Being present is the only place I could really follow the lessons from my dogs because that is where they were.

You see, my dogs helped me through these lessons, not unlike a good therapist (I have had those too, but it was time for my dogs to teach through this phase of life).  I was much easier to teach once I became ill because I was forced to be still.

Prior to that it was busy busy busy and if I was not busy, my brain certainly was somewhere else.  There are many more lessons they have taught me in the past 10 years, and much more I could expand upon these ten I chose to mention.

I believe we are where we need to be at whatever moment in time, whatever level of growth, etc, because that is where we are supposed to be.  I was at the animal shelter to look for a kitten, but when I saw the eyes of my faithful friends and teachers to be, I knew I was supposed to rescue them.  I had no idea they would rescue me. When I look into their older, wiser eyes now, I feel as if my heart will explode with gratitude and a love for them I cannot express with words.

(May 1, 2011, both Duke and Amore’ turn 10 years old.  For the past decade, they have been my helpers, my therapists, my sounding boards and my most loyal and loving companions. There are many more lessons than those I wrote about here in their 5th year of life with me. I hear that for larger breeds, everything after 10 is a gift—I say it has already been the best gift ever.)



Comments on: "My Dogs, My Therapists" (2)

  1. aw


  2. Hey, I really loved this! I love stories about animals rescuing humans and vice versa and not just in the physical sense of being rescued from harm’s way or danger, but from yourself.
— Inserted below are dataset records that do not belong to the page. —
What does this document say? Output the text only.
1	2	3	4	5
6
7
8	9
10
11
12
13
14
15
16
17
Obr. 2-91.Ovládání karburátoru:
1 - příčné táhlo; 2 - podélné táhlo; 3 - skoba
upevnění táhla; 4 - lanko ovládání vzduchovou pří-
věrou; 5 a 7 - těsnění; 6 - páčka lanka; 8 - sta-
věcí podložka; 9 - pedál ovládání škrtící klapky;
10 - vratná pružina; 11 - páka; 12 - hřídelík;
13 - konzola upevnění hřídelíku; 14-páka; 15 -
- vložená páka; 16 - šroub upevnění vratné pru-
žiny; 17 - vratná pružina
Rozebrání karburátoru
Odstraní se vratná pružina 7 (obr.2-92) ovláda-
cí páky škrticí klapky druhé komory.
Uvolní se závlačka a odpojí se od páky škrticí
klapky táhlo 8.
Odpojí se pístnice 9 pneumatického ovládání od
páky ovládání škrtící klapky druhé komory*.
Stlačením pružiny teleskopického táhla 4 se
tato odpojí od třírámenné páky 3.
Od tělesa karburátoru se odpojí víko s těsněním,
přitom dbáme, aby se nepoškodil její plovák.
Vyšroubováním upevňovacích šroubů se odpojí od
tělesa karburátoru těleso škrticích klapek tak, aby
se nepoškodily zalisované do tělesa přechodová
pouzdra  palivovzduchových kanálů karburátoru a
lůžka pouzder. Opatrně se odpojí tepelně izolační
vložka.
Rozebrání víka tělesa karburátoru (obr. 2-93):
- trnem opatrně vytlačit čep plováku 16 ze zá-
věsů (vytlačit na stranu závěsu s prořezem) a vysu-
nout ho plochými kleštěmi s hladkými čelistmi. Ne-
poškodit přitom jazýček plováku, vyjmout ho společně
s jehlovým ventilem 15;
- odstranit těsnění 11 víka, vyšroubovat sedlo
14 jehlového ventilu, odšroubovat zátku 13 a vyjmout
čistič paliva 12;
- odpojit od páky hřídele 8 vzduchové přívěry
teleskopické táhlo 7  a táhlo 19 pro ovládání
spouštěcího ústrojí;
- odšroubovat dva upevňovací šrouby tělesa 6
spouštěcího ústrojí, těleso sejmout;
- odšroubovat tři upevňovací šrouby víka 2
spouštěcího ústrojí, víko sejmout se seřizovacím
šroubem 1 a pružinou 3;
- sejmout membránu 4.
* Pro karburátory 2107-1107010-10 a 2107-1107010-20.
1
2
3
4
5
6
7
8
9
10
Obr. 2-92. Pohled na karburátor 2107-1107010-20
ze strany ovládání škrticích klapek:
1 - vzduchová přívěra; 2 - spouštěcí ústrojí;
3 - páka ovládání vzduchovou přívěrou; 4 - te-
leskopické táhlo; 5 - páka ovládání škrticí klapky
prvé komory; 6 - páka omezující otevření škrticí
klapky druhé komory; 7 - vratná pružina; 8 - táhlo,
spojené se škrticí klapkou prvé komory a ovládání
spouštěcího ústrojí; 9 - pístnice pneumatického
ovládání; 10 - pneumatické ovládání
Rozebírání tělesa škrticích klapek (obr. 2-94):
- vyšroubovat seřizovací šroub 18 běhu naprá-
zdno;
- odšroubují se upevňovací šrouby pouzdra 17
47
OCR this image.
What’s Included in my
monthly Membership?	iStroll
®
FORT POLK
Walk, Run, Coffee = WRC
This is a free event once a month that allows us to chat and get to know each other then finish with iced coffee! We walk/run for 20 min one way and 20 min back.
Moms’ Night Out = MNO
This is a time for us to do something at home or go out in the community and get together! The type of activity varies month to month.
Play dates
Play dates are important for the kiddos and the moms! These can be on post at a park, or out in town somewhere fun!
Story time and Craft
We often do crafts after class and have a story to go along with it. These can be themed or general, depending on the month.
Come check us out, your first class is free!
Funny, I was browsing the Southwest Airlines Spirit magazine on the plane home and featured in special mentions was an announcement that their article from last year had won the top award for best news magazine article or something and it was a story called “How Maya saved Jacob” about a dog that becomes a soldier’s therapy dog to help with panic attacks and depression. I remembered it because I had read it previously on the front page article on my last Southwest trip last June to NY, and I was weepy throughout reading Jacob’s story, and Maya’s of course. Anyway, think you’d really appreciate this story so here it is. It’s awesome to know someone that has such a special bond w/their dogs and write so beautifully about it and the lessons learned. Elmo meant the same to me. Enjoy & thanks for sharing!